Enduring Love
by Miranda Pearson
Fields after rain. Cobbled, set with silver coin,
shining hoof prints and chevron. River that dreams
itself road. I'm foolish for lovingly kissing you,
sorrow for all the people you've hurt, a virus spreading.
The train is cancelled—a body on the track.
A man shouts at me for wearing a mask.
I'm a posh girl so polite and forgiving,
nannying you, tripping over myself.
Why don't you fuck off and retire, sit by a river.
Watch the ducks bred to be shot by the rich,
their flights as if suiciding, their sudden hangings.
Dogs bark and bark. A branch bent across the path
like a Dubai arch. Your hands the bones
of your feet their long skeletons. You say
the purpose of life is to pass it on.

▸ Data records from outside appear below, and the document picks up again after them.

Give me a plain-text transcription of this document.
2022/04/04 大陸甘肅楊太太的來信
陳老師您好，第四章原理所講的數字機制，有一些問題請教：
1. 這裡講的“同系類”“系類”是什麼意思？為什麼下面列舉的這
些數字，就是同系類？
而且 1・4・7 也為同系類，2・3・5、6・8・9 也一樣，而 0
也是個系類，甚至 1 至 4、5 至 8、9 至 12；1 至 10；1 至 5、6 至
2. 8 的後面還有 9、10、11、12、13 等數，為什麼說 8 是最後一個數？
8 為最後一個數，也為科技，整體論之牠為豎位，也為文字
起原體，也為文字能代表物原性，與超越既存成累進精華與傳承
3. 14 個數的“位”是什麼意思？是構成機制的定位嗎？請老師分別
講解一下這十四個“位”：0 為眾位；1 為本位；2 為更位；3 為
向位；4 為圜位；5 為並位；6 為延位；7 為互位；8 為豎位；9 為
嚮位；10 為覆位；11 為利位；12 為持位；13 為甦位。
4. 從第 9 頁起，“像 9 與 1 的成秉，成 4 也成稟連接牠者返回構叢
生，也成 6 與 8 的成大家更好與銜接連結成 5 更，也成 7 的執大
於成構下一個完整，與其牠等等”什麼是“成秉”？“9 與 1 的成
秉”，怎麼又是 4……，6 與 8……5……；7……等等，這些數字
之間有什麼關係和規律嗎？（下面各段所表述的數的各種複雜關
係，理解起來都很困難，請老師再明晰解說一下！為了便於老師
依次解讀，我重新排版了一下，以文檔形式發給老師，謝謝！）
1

Look down
into the well, a portal to the underworld where the
herd gallop, jump into where the deer live, and the fox.
Sex, I don't miss it, aside from when I see tufts of grass
growing in the mud, waving, and when the wind is
blasting in my head and the perfume of the wood
before we burn it, like human hair.
Your greedy mating above the flood line, a statue
from where my weakness stems. I read you.
The two ways of leaving, like tulips
shrivelling or mad opening. Let us be the second.